Outcome prediction by immunophenotypic minimal residual disease detection in adult T-cell acute lymphoblastic leukaemia

Flow-cytometric detection of minimal residual disease (MRD) identifies patients with high relapse risk in childhood acute lymphoblastic leukaemia (ALL). We studied the efficacy of this method in adult T-ALL treated with the Italian co-operative GIMEMA (Gruppo Italiano Malattie Ematologiche dell'Adulto) LAL0496 protocol.

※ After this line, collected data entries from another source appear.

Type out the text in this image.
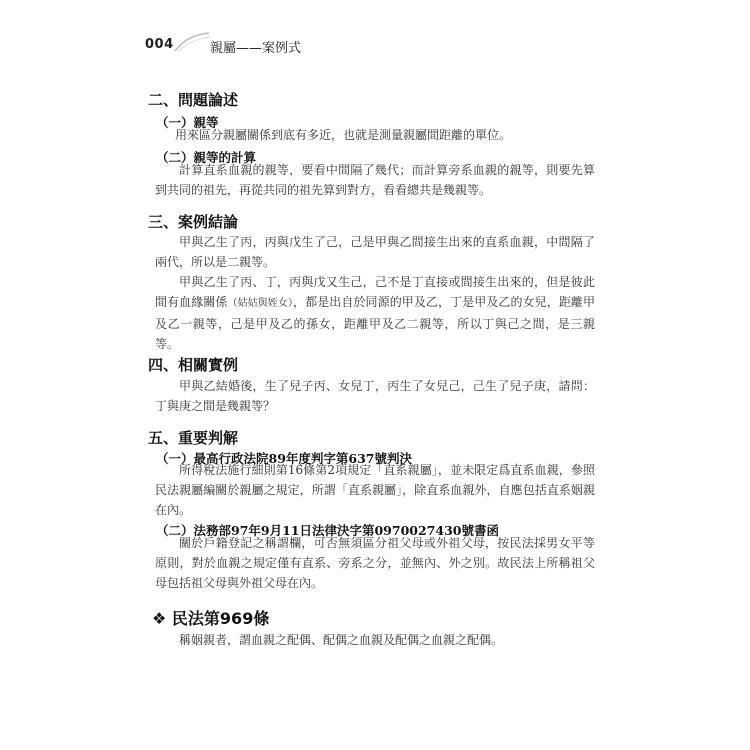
004	親屬——案例式
二、問題論述
（一）親等
用來區分親屬關係到底有多近，也就是測量親屬間距離的單位。
（二）親等的計算
計算直系血親的親等，要看中間隔了幾代；而計算旁系血親的親等，則要先算到共同的祖先，再從共同的祖先算到對方，看看總共是幾親等。
三、案例結論
甲與乙生了丙，丙與戊生了己，己是甲與乙間接生出來的直系血親，中間隔了兩代，所以是二親等。
甲與乙生了丙、丁，丙與戊又生己，己不是丁直接或間接生出來的，但是彼此間有血緣關係（姑姑與姪女），都是出自於同源的甲及乙，丁是甲及乙的女兒，距離甲及乙一親等，己是甲及乙的孫女，距離甲及乙二親等，所以丁與己之間，是三親等。
四、相關實例
甲與乙結婚後，生了兒子丙、女兒丁，丙生了女兒己，己生了兒子庚，請問：丁與庚之間是幾親等？
五、重要判解
（一）最高行政法院89年度判字第637號判決
所得稅法施行細則第16條第2項規定「直系親屬」，並未限定爲直系血親，參照民法親屬編關於親屬之規定，所謂「直系親屬」，除直系血親外，自應包括直系姻親在內。
（二）法務部97年9月11日法律決字第0970027430號書函
關於戶籍登記之稱謂欄，可否無須區分祖父母或外祖父母，按民法採男女平等原則，對於血親之規定僅有直系、旁系之分，並無內、外之別。故民法上所稱祖父母包括祖父母與外祖父母在內。
❖ 民法第969條
稱姻親者，謂血親之配偶、配偶之血親及配偶之血親之配偶。
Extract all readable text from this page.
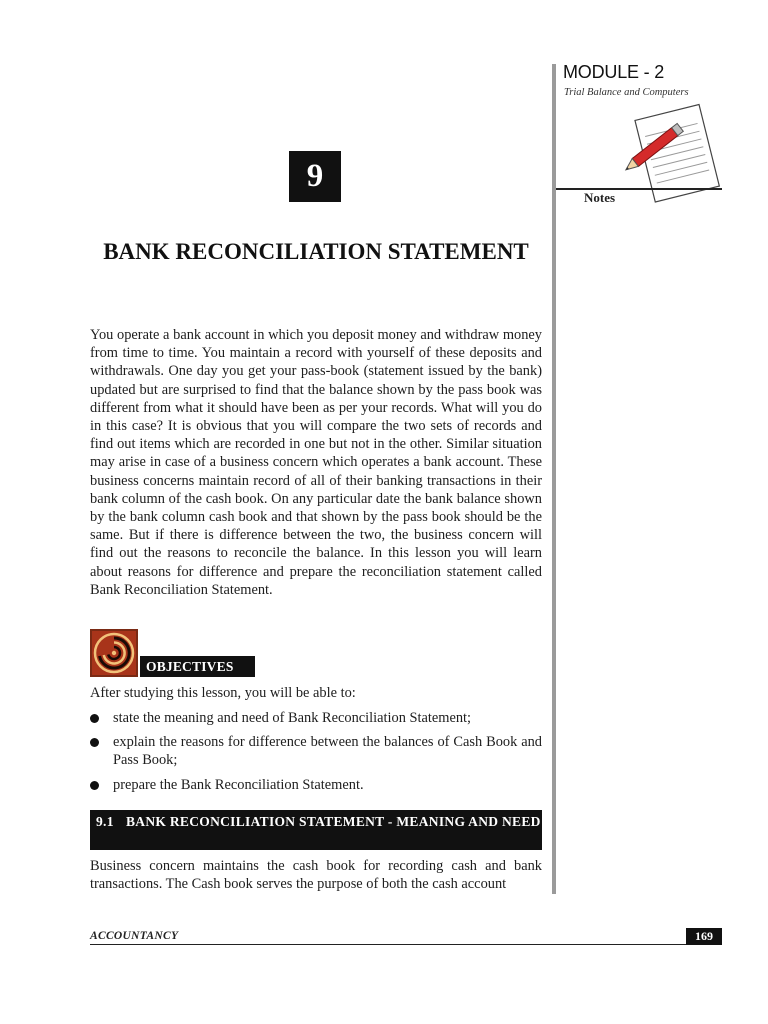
MODULE - 2
Trial Balance and Computers
Notes
9
BANK RECONCILIATION STATEMENT
You operate a bank account in which you deposit money and withdraw money from time to time. You maintain a record with yourself of these deposits and withdrawals. One day you get your pass-book (statement issued by the bank) updated but are surprised to find that the balance shown by the pass book was different from what it should have been as per your records. What will you do in this case? It is obvious that you will compare the two sets of records and find out items which are recorded in one but not in the other. Similar situation may arise in case of a business concern which operates a bank account. These business concerns maintain record of all of their banking transactions in their bank column of the cash book. On any particular date the bank balance shown by the bank column cash book and that shown by the pass book should be the same. But if there is difference between the two, the business concern will find out the reasons to reconcile the balance. In this lesson you will learn about reasons for difference and prepare the reconciliation statement called Bank Reconciliation Statement.
OBJECTIVES
After studying this lesson, you will be able to:
state the meaning and need of Bank Reconciliation Statement;
explain the reasons for difference between the balances of Cash Book and Pass Book;
prepare the Bank Reconciliation Statement.
9.1 BANK RECONCILIATION STATEMENT - MEANING AND NEED
Business concern maintains the cash book for recording cash and bank transactions. The Cash book serves the purpose of both the cash account
ACCOUNTANCY	169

Bone marrow samples from 53 patients were taken at fixed treatment time points and MRD was analysed using a leukaemia-specific immunophenotype (cytoplasmic-CD3/nuclear-terminal desoxynucleotidyl transferase). The median follow-up was 17 months (range 3-61) and a median of 4.5 analyses/patient was performed (range 3-12). Six out of 53 (11.3%) patients were refractory to treatment, 30/53 (56.6%) relapsed and 17/53 (32.1%) remain in continuous complete remission. The probability of relapse at 2 years for MRD-positive patients at preconsolidation was 81.5%vs 38.9% for MRD-negative patients (P = 0.00078). This risk was still 54.5% for MRD-positive vs 15.8% for MRD-negative patients pre-third reinduction (P = 0.0098) and 50.0% for MRD-positive vs 16.4% for MRD-negative patients pre-sixth reinduction (P = 0.032). The relapse-predicting value of MRD did not depend on features at diagnosis such as age, sex and leucocyte count. Our data suggest that immunophenotypic MRD monitoring in the first year of treatment is a useful outcome predictor for adult T-ALL patients.